I'm one of the first persons in the diner. Seated across from me is a seasoned train traveler, a teacher educator in his early forties. "What does an MIT boy know about grits?" he queries me. Well, nothing but for my two childhood years in Mississippi. He reminisces about his days at Brandeis, about ZBT. It seems like everybody in Boston has a story about at least one MIT fraternity.
Only a couple of other people in the diner, so the waiter comes and chats. The natural topic of conversation is the delay. "Oh, you didn't know about that?" he asks, and pulls out a bulletin from CSX from the day before. Apparently, if the eastbound Capitol Limited was more than thirty minutes late, it would miss its "slot," get stuck behind a long freight, and be delayed by at least five hours. Of course, the eastbound was late by two hours. This piece of misplaced information could've saved three hours wasted in the DC ClubAcela lounge.
The mountainous landscape begins to fill up with industry as we approach Pittsburgh. Automobile junkyards, larger scrap metal processors, long trains filled with coal.

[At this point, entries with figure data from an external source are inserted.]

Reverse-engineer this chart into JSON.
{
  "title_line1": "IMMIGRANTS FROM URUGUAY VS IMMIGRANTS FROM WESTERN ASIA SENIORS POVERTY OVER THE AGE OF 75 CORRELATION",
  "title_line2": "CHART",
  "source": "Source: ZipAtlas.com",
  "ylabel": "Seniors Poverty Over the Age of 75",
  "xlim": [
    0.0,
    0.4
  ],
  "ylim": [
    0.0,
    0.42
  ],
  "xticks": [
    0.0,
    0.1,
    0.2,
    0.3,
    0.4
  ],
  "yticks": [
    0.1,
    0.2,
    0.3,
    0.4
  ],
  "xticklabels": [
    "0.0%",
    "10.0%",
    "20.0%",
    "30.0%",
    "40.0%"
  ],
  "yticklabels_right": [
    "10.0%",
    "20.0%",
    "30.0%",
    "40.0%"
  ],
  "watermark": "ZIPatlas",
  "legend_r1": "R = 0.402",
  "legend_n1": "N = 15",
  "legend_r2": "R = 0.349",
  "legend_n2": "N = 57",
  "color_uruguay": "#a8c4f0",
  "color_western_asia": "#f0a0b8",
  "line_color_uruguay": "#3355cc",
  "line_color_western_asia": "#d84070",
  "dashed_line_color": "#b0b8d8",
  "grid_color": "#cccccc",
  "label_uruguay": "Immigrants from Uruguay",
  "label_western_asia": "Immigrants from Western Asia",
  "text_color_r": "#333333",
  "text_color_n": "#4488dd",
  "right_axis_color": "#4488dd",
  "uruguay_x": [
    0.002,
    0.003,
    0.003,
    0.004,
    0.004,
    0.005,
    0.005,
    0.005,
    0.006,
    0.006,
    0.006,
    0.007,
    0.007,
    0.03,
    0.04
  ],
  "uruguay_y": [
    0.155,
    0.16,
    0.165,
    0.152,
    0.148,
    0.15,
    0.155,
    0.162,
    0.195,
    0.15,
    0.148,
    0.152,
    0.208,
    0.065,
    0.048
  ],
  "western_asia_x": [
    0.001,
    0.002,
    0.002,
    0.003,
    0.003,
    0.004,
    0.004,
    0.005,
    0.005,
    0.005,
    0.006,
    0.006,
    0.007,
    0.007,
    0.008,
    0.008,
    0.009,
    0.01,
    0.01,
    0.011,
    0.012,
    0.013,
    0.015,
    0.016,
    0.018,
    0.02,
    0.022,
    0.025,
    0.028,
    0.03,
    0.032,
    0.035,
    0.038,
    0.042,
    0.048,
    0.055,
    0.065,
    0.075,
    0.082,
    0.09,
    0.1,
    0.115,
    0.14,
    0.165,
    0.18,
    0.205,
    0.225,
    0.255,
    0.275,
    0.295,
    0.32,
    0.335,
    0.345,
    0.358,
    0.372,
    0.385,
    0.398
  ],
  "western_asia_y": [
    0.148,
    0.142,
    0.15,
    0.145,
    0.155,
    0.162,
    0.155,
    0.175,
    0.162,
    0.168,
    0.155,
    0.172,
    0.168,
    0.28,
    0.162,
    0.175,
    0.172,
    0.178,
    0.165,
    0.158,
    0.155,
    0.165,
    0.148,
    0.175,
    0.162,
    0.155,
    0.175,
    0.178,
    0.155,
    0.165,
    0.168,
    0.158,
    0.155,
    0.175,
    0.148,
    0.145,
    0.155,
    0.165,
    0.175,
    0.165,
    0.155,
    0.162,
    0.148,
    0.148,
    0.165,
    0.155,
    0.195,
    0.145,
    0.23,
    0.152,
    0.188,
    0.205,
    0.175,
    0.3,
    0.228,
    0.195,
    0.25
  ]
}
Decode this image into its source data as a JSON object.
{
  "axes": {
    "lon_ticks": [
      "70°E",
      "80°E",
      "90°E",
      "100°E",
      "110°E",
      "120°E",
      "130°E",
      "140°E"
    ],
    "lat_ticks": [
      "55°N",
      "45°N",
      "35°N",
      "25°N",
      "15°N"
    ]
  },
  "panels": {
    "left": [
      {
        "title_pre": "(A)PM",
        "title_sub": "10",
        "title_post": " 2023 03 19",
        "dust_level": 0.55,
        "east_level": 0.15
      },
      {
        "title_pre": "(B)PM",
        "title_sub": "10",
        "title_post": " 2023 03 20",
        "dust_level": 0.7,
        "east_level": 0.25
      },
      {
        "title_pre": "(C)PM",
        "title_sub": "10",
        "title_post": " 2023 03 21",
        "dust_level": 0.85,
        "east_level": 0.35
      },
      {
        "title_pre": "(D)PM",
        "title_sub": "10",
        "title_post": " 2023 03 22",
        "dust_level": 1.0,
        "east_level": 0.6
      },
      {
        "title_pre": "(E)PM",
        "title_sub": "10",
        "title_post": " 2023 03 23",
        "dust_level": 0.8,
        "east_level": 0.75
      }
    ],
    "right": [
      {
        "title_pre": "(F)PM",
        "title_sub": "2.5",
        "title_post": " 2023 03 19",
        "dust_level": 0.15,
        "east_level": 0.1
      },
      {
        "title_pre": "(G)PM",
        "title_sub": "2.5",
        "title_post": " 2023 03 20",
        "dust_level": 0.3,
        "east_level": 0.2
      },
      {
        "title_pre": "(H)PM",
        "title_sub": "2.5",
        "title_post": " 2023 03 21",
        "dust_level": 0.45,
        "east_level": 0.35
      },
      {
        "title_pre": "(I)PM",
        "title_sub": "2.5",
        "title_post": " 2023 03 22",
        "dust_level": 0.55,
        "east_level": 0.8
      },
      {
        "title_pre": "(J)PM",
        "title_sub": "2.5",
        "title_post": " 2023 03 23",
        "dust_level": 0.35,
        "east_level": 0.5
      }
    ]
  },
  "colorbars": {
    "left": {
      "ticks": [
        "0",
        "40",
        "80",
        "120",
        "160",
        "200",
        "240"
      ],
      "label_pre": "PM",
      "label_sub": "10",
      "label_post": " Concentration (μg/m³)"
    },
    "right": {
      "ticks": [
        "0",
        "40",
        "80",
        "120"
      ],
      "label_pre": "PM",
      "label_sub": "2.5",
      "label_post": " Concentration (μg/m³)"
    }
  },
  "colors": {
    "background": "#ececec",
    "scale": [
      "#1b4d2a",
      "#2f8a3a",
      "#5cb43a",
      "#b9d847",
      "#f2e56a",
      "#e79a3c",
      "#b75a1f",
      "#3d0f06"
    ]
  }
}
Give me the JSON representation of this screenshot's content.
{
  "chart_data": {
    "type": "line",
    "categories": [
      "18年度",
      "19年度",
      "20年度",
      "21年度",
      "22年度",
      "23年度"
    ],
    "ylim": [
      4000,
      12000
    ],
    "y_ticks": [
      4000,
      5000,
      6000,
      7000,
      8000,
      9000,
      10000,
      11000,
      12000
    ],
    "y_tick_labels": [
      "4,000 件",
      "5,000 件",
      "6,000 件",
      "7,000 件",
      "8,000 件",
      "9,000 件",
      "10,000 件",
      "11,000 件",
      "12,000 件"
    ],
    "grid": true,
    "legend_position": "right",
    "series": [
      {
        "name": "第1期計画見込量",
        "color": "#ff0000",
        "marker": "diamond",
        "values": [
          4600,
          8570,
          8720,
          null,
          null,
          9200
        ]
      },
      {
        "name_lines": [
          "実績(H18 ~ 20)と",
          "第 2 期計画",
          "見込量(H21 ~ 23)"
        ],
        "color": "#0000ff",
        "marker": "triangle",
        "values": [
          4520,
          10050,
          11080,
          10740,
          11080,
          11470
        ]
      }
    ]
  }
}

At Pittsburgh I contemplate risking a dash to the station for a newspaper and decide against it. My grandfather's words about not going too far from the train come to mind. Another passenger takes the risk and returns with a Journal which ends up in many sections in the lounge car, passed around by the news-starved passengers. I needn't have worried about a short station stop; we drop off some third-class US Mail at Pittsburgh and wait for forklifts to arrive to do the job. Three months later Amtrak would exit the mail-carrying business, citing the additional delay it causes to trains.